Implementation of using PyTorch for anomaly detection ❤

To demonstrate how to use PyTorch for anomaly detection, we can use a sample dataset. For this example, let’s consider using a dataset that includes time-series data, which is common in anomaly detection scenarios.
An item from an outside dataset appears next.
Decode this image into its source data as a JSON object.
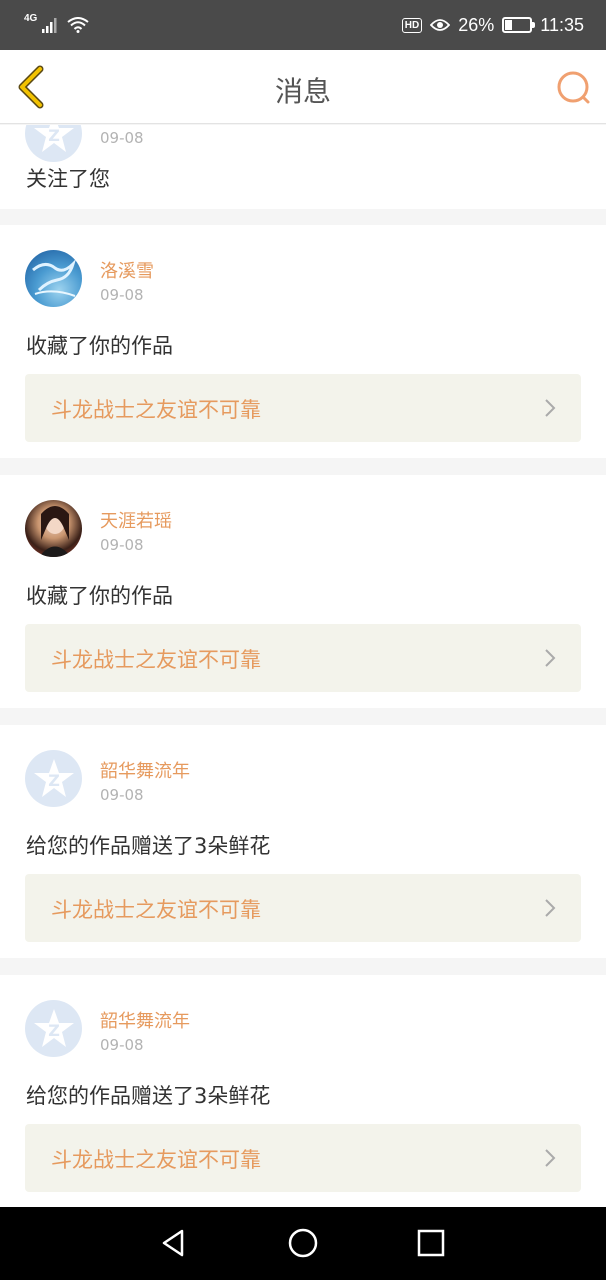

Step 1: Import Necessary Libraries

This code is a setup for starting with neural networks using PyTorch and plotting capabilities with matplotlib.

import numpy as np
import matplotlib.pyplot as plt
import torch
from torch import nn

Step 2 : Generating Synthetic Data

This code generate synthetic time-series data with anomalies, which is a common practice for testing algorithms designed to detect unusual patterns or outliers.

# Seed for reproducibility
np.random.seed(0)

# Generate synthetic time-series data
data_length = 300
data = np.sin(np.linspace(0, 20, data_length)) + np.random.normal(scale=0.5, size=data_length)
# Introduce anomalies
data[50] += 6  # Anomaly 1
data[150] += 7 # Anomaly 2
data[250] += 8 # Anomaly 3

Step 3: Creating Sequences

The function called create_sequences that creates overlapping sequences from your time-series data. This function is particularly useful for preparing data for models that require fixed-length input, such as many machine learning models.
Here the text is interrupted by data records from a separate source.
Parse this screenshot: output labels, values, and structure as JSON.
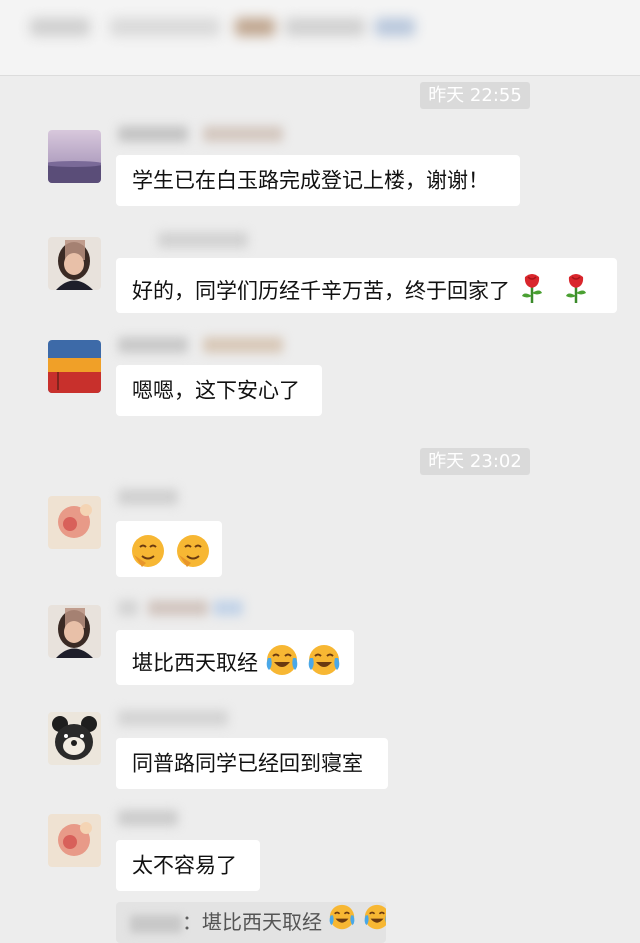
{
  "timestamps": [
    "昨天 22:55",
    "昨天 23:02"
  ],
  "messages": [
    {
      "text": "学生已在白玉路完成登记上楼，谢谢！",
      "avatar": "landscape-avatar",
      "emoji": []
    },
    {
      "text": "好的，同学们历经千辛万苦，终于回家了",
      "avatar": "woman-avatar",
      "emoji": [
        "rose-icon",
        "rose-icon"
      ]
    },
    {
      "text": "嗯嗯，这下安心了",
      "avatar": "sunset-avatar",
      "emoji": []
    },
    {
      "text": "",
      "avatar": "pink-avatar",
      "emoji": [
        "salute-face-icon",
        "salute-face-icon"
      ]
    },
    {
      "text": "堪比西天取经",
      "avatar": "woman-avatar",
      "emoji": [
        "crying-laughing-icon",
        "crying-laughing-icon"
      ]
    },
    {
      "text": "同普路同学已经回到寝室",
      "avatar": "bear-avatar",
      "emoji": []
    },
    {
      "text": "太不容易了",
      "avatar": "pink-avatar",
      "emoji": []
    }
  ],
  "quote": {
    "separator": "：",
    "text": "堪比西天取经",
    "emoji": [
      "crying-laughing-icon",
      "crying-laughing-icon"
    ]
  },
  "colors": {
    "background": "#ededed",
    "bubble": "#ffffff",
    "timestamp_bg": "#dadada",
    "rose": "#d9262c",
    "emoji_face": "#f7b733"
  }
}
def create_sequences(data, window_size):
    sequences = []
    for i in range(len(data) - window_size):
        sequences.append(data[i:i+window_size])
    return np.array(sequences)

window_size = 10
sequences = create_sequences(data, window_size)

Step 4: Defining the Autoencoder model

An Autoencoder class using PyTorch is created which is a type of neural network used for unsupervised learning tasks, like dimensionality reduction or anomaly detection in this case.

class Autoencoder(nn.Module):
    def __init__(self):
        super(Autoencoder, self).__init__()
        self.encoder = nn.Sequential(
            nn.Linear(window_size, 5),
            nn.ReLU(),
            nn.Linear(5, 2),
            nn.ReLU()
        )
        self.decoder = nn.Sequential(
            nn.Linear(2, 5),
            nn.ReLU(),
            nn.Linear(5, window_size),
            nn.ReLU()
        )
        
    def forward(self, x):
        x = self.encoder(x)
        x = self.decoder(x)
        return x

model = Autoencoder()
criterion = nn.MSELoss()
optimizer = torch.optim.Adam(model.parameters(), lr=1e-3)

Step 5: Converting Sequences to PyTorch Sensors

Converting sequences into a PyTorch tensor, specifying dtype=torch.float32 is essential for using the sequences with your PyTorch model, as PyTorch operations generally require data to be in the form of tensors.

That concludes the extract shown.